Nepal celebrates peaceful vote as results trickle in
by admin on 11/04/08 at 5:25 am
Nepal Friday celebrated a surprisingly peaceful vote on its political future as results began trickling in from the landmark polls contested by former Maoist rebels and mainstream parties. The vote on Thursday was a key part of the impoverished Himalayan nation’s peace deal with the Maoists, and will lead to the formation of an assembly that will rewrite the constitution and is likely to abolish an unpopular monarchy.
Despite fears that polling day would witness an explosion of violence, only sporadic incidents took place in a country still recovering from a decade of civil war which left 13,000 dead.
United Nations chief Ban Ki-moon congratulated Nepal on the vote, which he said “took place in a generally orderly and peaceful atmosphere.”
“Nepal stuns world, itself,” read a banner headline in the English-language daily The Kathmandu Post, trumpeting the smooth running of the high-stakes polls.
“The Nepali people have once more proved doomsayers wrong,” crowed the Nepali Times.
In spite of clashes, shootings and bombings in the weeks leading up to the polls, just 33 of around 21,000 polling booths had to be shut, the Election Commission said.
Security had been tight across the country, and only isolated flare-ups, including three deaths in the ethnically tense south, were reported — no worse than on any other day.
If the count goes smoothly, the results for more than a third of the seats, those allocated by the constituency system, were expected in just over a week, the Election Commission said.
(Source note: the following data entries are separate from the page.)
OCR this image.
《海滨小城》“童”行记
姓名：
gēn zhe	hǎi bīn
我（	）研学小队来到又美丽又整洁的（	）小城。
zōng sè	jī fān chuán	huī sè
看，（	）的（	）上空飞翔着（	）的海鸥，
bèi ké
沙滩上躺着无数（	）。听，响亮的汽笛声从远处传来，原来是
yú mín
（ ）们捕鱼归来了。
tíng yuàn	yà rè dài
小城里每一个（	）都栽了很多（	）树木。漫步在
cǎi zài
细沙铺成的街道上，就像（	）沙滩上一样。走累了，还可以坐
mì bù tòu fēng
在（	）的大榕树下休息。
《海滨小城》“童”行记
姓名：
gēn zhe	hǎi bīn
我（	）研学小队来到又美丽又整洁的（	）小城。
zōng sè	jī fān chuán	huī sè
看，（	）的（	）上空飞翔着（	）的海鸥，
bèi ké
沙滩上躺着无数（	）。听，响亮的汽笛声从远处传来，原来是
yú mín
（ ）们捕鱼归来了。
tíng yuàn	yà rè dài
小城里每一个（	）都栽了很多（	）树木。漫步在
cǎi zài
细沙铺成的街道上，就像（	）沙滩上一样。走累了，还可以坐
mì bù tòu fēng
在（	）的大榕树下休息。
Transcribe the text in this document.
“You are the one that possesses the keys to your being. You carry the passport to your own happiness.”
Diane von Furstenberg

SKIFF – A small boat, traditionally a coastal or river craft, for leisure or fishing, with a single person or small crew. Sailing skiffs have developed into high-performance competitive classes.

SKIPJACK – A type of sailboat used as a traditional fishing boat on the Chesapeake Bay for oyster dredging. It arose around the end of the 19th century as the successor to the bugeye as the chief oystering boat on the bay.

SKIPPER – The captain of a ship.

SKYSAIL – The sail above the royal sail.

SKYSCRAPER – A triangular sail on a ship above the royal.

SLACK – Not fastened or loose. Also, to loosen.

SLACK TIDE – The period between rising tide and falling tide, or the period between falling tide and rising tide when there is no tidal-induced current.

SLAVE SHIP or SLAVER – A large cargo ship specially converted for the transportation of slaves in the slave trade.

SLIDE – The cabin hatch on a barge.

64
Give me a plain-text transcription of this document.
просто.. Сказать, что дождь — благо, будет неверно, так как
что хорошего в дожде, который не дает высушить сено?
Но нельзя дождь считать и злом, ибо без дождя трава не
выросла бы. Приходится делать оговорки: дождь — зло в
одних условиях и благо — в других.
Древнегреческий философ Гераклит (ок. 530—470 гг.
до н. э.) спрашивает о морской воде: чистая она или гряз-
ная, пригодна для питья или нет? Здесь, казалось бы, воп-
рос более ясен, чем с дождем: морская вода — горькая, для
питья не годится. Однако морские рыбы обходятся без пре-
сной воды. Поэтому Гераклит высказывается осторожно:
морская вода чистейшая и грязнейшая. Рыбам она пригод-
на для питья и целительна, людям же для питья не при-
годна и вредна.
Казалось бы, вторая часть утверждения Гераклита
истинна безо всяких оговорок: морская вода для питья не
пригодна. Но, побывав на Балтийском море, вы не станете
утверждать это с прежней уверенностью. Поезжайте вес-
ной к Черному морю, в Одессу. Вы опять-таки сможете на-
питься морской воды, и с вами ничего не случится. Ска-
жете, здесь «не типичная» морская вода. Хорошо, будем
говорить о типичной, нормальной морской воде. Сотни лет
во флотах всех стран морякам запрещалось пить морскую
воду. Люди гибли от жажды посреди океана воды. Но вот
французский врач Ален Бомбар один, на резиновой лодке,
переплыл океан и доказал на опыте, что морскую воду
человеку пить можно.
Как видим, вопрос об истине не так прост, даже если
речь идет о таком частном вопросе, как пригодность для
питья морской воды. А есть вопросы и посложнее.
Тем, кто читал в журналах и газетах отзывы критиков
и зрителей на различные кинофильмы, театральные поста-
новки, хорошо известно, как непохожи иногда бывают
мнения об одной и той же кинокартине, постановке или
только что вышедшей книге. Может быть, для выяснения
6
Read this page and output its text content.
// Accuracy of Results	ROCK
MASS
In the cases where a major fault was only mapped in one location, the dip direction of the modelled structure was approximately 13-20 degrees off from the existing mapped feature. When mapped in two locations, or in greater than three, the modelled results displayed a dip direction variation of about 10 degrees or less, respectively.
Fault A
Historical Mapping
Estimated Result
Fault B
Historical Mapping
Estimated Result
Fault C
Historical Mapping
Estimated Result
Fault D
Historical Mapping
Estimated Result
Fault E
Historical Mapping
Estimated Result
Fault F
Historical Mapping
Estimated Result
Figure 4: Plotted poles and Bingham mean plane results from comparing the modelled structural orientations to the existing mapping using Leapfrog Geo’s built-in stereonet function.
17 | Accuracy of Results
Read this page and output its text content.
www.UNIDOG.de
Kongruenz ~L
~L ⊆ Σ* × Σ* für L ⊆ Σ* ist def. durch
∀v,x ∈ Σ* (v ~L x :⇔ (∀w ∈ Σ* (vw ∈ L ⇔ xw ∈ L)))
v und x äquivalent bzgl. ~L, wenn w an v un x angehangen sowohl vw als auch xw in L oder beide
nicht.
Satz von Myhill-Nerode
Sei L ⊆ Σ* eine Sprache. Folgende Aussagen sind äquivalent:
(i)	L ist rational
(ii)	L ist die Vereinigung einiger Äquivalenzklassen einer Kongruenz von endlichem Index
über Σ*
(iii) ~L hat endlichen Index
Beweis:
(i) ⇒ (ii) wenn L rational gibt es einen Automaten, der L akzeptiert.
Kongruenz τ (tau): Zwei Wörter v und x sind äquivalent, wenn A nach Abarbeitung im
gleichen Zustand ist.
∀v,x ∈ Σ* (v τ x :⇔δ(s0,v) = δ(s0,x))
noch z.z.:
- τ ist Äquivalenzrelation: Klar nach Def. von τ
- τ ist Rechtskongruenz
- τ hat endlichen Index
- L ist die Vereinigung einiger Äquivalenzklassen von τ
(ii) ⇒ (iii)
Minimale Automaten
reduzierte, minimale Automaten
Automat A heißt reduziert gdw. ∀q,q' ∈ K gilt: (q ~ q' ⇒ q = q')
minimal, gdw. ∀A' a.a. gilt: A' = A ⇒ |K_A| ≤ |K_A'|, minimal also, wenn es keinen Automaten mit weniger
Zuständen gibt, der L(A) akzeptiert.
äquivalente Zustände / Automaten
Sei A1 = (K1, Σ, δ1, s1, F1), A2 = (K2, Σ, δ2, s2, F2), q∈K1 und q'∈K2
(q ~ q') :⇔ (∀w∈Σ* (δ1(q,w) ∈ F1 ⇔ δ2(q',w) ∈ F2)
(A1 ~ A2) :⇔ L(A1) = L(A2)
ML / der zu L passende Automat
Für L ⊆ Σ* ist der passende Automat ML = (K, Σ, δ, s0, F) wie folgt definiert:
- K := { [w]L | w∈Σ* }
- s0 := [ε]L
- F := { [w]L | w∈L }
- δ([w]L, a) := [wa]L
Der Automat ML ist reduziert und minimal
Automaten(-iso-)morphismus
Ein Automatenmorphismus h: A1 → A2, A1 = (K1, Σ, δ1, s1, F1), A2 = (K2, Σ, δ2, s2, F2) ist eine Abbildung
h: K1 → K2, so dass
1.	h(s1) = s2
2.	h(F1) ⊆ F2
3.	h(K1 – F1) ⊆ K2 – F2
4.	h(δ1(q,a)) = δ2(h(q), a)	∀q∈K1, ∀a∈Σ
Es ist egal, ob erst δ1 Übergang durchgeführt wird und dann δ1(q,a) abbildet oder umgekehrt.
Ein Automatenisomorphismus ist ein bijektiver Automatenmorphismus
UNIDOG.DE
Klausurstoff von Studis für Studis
“Results have already started trickling in. There are some areas where the ballot boxes are still coming and it may take some time due to remote geographical conditions,” spokesman Laxman Bhattarai told AFP.
The rest of the seats, allocated by proportional representation, will take longer to decide as the count will be more complex. The complete results are not expected for several weeks.
Kathmandu’s City Hall constituency — the only one to use electronic voting machines — was the first to declare results, with the seat going to the centrist Nepali Congress led by interim Prime Minister Girija Prasad Koirala.
When the full results emerge over the coming weeks, Nepal will have a new 601-seat assembly that will tear up the country’s past status as a Hindu monarchy and write a new constitution from scratch.
But strains could start to show after the votes have been counted, with the first challenge being to get the major parties to accept the results, analysts have said.
The Maoists, whose 2006 peace deal ended the bloody civil war and the king’s attempt to seize absolute power, hold 84 seats in the 330-seat caretaker assembly and control five ministries without ever fighting an election.
Political observers have expressed concern the former guerrillas may take to the streets if they make a poor showing.
“The very first challenge will be to get to the end of the counting process and have the major parties accept the results,” said Rhoderick Chalmers, Nepal’s country director for the Brussels-based International Crisis Group.
King Gyanendra, who ascended the throne in 2001 after the much-loved former monarch and most of his family were massacred by a drunk-and-drugged crown prince, will also be closely watched.
While widely unpopular for trying to seize absolute power, he can still count on support from sections of the army and from fundamentalists who see him as an incarnation of a Hindu god.